Marchant sans but ni verticalité forcée, Hélène Iratchet, Julien Lacroix, Anne Lenglet et Vincent Weber échangent les banalités que l’on se dit quand on part en randonnée entre amis et qu’on se donne même le temps de ses perdre.

Régulièrement, ces conversations déplacées sont ponctuées par un écran qui bat la carte des temps comme un jeu de Tarot et l’on comprend vite que, même si l’une d’eux est juchée sur des talons, les danseurs sont partis pour des mois, des années. Partis pour toujours ? En tout cas les danseurs sont condamnés à mimer le mouvement par l’équilibre ! Sur un pied, sur le flanc, penchés, ils escaladent au ralenti les mots du quotidien.
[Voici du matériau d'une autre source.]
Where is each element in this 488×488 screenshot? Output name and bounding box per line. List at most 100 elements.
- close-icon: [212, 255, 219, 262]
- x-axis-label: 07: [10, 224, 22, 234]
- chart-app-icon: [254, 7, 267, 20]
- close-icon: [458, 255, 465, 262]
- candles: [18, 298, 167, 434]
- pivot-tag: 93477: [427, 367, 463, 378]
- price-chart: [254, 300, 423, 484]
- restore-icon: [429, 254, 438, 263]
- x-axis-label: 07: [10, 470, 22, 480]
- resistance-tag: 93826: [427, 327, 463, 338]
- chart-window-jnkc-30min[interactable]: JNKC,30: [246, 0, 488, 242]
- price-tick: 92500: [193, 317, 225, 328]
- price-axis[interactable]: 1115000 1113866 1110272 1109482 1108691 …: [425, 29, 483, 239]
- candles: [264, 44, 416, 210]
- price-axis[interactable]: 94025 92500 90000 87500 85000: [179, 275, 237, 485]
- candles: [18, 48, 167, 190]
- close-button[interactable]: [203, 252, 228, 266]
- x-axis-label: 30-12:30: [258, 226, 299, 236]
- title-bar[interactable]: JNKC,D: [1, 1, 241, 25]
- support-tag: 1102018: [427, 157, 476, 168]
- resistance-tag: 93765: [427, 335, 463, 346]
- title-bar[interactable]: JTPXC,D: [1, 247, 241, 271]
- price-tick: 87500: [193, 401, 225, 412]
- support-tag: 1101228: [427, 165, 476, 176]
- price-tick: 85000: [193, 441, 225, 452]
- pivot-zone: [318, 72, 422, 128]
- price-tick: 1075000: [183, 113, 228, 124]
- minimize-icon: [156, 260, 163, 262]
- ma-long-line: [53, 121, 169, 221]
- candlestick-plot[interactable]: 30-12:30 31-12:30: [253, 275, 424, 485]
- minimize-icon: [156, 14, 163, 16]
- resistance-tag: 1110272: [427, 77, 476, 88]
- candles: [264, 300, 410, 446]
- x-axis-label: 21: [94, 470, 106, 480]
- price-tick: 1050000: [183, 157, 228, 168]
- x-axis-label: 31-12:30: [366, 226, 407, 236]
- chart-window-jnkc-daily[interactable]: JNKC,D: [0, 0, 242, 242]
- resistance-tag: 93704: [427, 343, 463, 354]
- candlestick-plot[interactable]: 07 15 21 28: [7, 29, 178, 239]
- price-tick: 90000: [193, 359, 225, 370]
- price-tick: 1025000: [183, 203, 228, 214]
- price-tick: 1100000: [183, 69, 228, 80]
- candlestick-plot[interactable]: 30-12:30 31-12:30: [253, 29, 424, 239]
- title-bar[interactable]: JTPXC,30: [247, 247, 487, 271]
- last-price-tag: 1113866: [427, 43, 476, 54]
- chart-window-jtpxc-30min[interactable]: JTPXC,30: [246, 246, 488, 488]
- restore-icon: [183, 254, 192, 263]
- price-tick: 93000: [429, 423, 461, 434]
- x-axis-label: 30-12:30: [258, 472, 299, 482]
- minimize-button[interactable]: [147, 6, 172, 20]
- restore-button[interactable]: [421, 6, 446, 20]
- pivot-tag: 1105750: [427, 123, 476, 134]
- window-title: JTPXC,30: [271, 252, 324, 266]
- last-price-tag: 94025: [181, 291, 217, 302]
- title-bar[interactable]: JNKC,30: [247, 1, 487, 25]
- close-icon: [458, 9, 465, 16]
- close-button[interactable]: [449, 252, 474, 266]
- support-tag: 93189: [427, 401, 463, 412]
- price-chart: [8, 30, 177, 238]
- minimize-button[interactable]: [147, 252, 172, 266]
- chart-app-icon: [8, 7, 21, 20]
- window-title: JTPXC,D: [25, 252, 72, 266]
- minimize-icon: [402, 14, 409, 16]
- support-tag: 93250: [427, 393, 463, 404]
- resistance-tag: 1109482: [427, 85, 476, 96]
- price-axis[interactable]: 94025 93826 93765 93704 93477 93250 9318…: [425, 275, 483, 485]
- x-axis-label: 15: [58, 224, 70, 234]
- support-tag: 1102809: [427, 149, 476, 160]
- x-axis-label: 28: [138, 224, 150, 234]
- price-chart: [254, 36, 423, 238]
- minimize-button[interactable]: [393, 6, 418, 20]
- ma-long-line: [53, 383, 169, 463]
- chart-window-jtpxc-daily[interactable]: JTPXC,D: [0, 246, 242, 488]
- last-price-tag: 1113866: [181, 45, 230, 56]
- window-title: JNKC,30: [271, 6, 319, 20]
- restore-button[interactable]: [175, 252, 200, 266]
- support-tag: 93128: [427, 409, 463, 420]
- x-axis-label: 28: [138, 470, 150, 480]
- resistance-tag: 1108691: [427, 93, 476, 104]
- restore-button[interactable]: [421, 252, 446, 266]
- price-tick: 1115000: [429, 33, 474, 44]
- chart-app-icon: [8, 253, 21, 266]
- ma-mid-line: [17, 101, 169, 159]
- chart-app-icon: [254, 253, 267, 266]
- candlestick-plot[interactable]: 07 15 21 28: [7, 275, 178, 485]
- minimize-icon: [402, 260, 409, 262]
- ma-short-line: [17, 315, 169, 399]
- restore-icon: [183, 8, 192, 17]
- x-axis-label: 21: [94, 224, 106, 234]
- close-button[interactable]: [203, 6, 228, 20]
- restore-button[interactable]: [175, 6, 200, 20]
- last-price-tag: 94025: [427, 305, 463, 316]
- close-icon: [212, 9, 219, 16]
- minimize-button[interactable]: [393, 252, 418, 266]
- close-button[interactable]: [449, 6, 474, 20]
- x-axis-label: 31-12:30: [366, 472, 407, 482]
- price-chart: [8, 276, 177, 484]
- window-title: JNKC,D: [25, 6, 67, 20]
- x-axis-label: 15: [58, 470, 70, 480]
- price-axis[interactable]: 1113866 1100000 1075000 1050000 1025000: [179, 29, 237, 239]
Partir ou revenir, ce qui manque du foyer ou de la vie urbaine, susciter le désir, des souvenirs d’enfance, des considérations sur l’identité, l’odeur des plantes, lesquelles sont comestibles, qui va chercher l’eau et des pauses démocratiquement adoptées pour jouer à des jeux imaginaires se succèdent sans se précipiter. Pendant ce temps (et sans temps),  la nourriture s’épuise, le dentifrice disparaît et même l’un des randonneurs peut être amené à manquer à l’appel des amis. Pour suivre celui de la forêt ? Un « Hunger games » mode suisse ou croate à la violence lente et aux mouvements doux, dont on sort étrangement apaisé.